Chips from Liszt's Tone-Poem Workbench
J Scott Morrison | Middlebury VT, USA | 02/13/2007
(4 out of 5 stars)

"If I'm not mistaken this is the fourth in the series of recordings by Michael Halasz and the New Zealand Symphony Orchestra of tone poems by Liszt, the putative creator of that musical form. In truth, the only one we hear much these days, and it is not heard nearly as much as it was fifty years ago, is 'Les Préludes.' On this recording we have three tone poems that are almost never played. It is not that they are without merit. But they would need to be better, I fear, to edge into the modern orchestral repertoire. Still, it's good to hear them, especially in these marvelously alive and lush recordings by the NZSO, fortunately a much-recorded orchestra these days thanks to the Naxos label.



'Hungaria' (1856) was premiered in Pest while Liszt was there for the reconsecration of a cathedral. In its twenty-two minutes it features a funeral march, which returns later in the work, a dramatic march with blazing brass, a melancholy section with double-reed plangency, and finally an 'Allegro trionfante.' The work brims with memorable melodies and creative orchestration; it had been sketched in the fateful year of 1848 when all of Europe, including Hungary, was in revolt. The Hungarian uprising was cruelly put down by the Habsburg rulers and surely that is the occasion for so much of the funereal quality of the music. Consequently, one can assume that the 'triumphant' finale is more optimistic than commemorative.

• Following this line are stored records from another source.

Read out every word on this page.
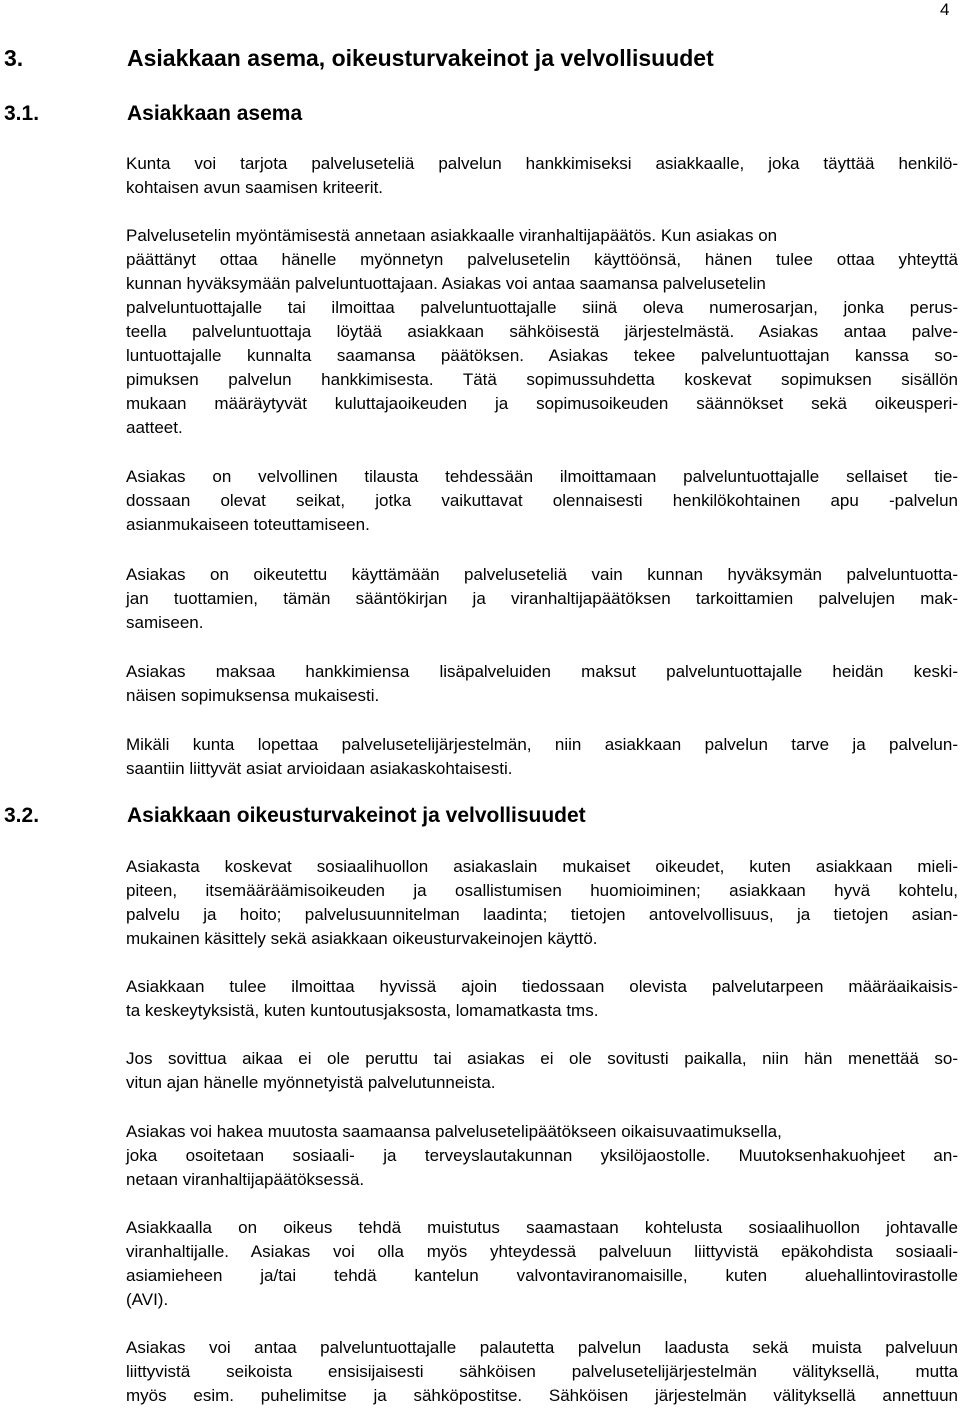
4
3.	Asiakkaan asema, oikeusturvakeinot ja velvollisuudet
3.1.	Asiakkaan asema
Kunta voi tarjota palveluseteliä palvelun hankkimiseksi asiakkaalle, joka täyttää henkilö-
kohtaisen avun saamisen kriteerit.
Palvelusetelin myöntämisestä annetaan asiakkaalle viranhaltijapäätös. Kun asiakas on
päättänyt ottaa hänelle myönnetyn palvelusetelin käyttöönsä, hänen tulee ottaa yhteyttä
kunnan hyväksymään palveluntuottajaan. Asiakas voi antaa saamansa palvelusetelin
palveluntuottajalle tai ilmoittaa palveluntuottajalle siinä oleva numerosarjan, jonka perus-
teella palveluntuottaja löytää asiakkaan sähköisestä järjestelmästä. Asiakas antaa palve-
luntuottajalle kunnalta saamansa päätöksen. Asiakas tekee palveluntuottajan kanssa so-
pimuksen palvelun hankkimisesta. Tätä sopimussuhdetta koskevat sopimuksen sisällön
mukaan määräytyvät kuluttajaoikeuden ja sopimusoikeuden säännökset sekä oikeusperi-
aatteet.
Asiakas on velvollinen tilausta tehdessään ilmoittamaan palveluntuottajalle sellaiset tie-
dossaan olevat seikat, jotka vaikuttavat olennaisesti henkilökohtainen apu -palvelun
asianmukaiseen toteuttamiseen.
Asiakas on oikeutettu käyttämään palveluseteliä vain kunnan hyväksymän palveluntuotta-
jan tuottamien, tämän sääntökirjan ja viranhaltijapäätöksen tarkoittamien palvelujen mak-
samiseen.
Asiakas maksaa hankkimiensa lisäpalveluiden maksut palveluntuottajalle heidän keski-
näisen sopimuksensa mukaisesti.
Mikäli kunta lopettaa palvelusetelijärjestelmän, niin asiakkaan palvelun tarve ja palvelun-
saantiin liittyvät asiat arvioidaan asiakaskohtaisesti.
3.2.	Asiakkaan oikeusturvakeinot ja velvollisuudet
Asiakasta koskevat sosiaalihuollon asiakaslain mukaiset oikeudet, kuten asiakkaan mieli-
piteen, itsemääräämisoikeuden ja osallistumisen huomioiminen; asiakkaan hyvä kohtelu,
palvelu ja hoito; palvelusuunnitelman laadinta; tietojen antovelvollisuus, ja tietojen asian-
mukainen käsittely sekä asiakkaan oikeusturvakeinojen käyttö.
Asiakkaan tulee ilmoittaa hyvissä ajoin tiedossaan olevista palvelutarpeen määräaikaisis-
ta keskeytyksistä, kuten kuntoutusjaksosta, lomamatkasta tms.
Jos sovittua aikaa ei ole peruttu tai asiakas ei ole sovitusti paikalla, niin hän menettää so-
vitun ajan hänelle myönnetyistä palvelutunneista.
Asiakas voi hakea muutosta saamaansa palvelusetelipäätökseen oikaisuvaatimuksella,
joka osoitetaan sosiaali- ja terveyslautakunnan yksilöjaostolle. Muutoksenhakuohjeet an-
netaan viranhaltijapäätöksessä.
Asiakkaalla on oikeus tehdä muistutus saamastaan kohtelusta sosiaalihuollon johtavalle
viranhaltijalle. Asiakas voi olla myös yhteydessä palveluun liittyvistä epäkohdista sosiaali-
asiamieheen ja/tai tehdä kantelun valvontaviranomaisille, kuten aluehallintovirastolle
(AVI).
Asiakas voi antaa palveluntuottajalle palautetta palvelun laadusta sekä muista palveluun
liittyvistä seikoista ensisijaisesti sähköisen palvelusetelijärjestelmän välityksellä, mutta
myös esim. puhelimitse ja sähköpostitse. Sähköisen järjestelmän välityksellä annettuun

'Héroïde funèbre' (also known as 'Heldenklage') was originally sketched in 1830 (!) but finished in 1854 (with some help from his student, Joachim Raff). It was supposed to be a movement from a planned 'Revolutionary Symphony' that, as it happens, never got written. There is a good deal of dramatic and funereal music. The most memorable part of the work is a solemn and beautiful chorale in the middle of the piece.

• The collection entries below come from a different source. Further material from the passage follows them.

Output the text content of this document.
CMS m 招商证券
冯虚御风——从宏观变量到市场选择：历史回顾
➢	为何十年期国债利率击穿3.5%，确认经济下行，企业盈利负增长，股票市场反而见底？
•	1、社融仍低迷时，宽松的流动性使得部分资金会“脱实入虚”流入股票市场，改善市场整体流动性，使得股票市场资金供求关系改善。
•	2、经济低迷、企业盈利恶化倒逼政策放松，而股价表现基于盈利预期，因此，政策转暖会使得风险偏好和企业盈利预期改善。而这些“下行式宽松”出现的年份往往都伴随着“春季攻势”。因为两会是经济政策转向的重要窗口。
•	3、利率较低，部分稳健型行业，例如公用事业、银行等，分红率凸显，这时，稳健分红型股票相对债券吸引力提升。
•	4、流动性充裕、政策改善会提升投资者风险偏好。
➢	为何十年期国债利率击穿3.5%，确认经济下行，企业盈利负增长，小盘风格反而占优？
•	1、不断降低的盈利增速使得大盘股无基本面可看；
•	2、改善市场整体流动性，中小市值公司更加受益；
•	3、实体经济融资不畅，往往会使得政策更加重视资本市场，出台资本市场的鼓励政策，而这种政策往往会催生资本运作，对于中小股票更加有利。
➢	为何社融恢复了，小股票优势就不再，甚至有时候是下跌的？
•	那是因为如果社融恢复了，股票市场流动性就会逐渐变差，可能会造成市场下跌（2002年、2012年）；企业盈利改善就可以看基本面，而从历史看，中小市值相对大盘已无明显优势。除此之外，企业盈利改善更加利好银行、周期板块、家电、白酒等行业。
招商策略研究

Liszt wrote several versions of works about Tasso, the sixteenth-century Italian poet imprisoned for daring to fall in love with his patron's sister. Goethe wrote a famous play and in 1849 Liszt wrote his initial Tasso piece for the centenary of Goethe's birth. The work on this disc, 'Le Triomphe funèbre de Tasso', was written in 1866, the third of Liszt's so-called 'Trois odes funèbres'. A major part of the tone-poem is the repeated use of a melody Liszt had heard Venetian gondoliers singing to one of Tasso's most famous lines from Gerusalemma Liberata. Interestingly, this work was premiered in New York City in 1877 by its dedicatee, Leopold Damrosch, conductor of the New York Philharmonic. In arch form, it begins as a funeral march but leads to a triumphal section which then descends back into sadness at the conclusion.



These are not major works, but they are worth hearing. And the performances and the recording are first-rate.



Scott Morrison"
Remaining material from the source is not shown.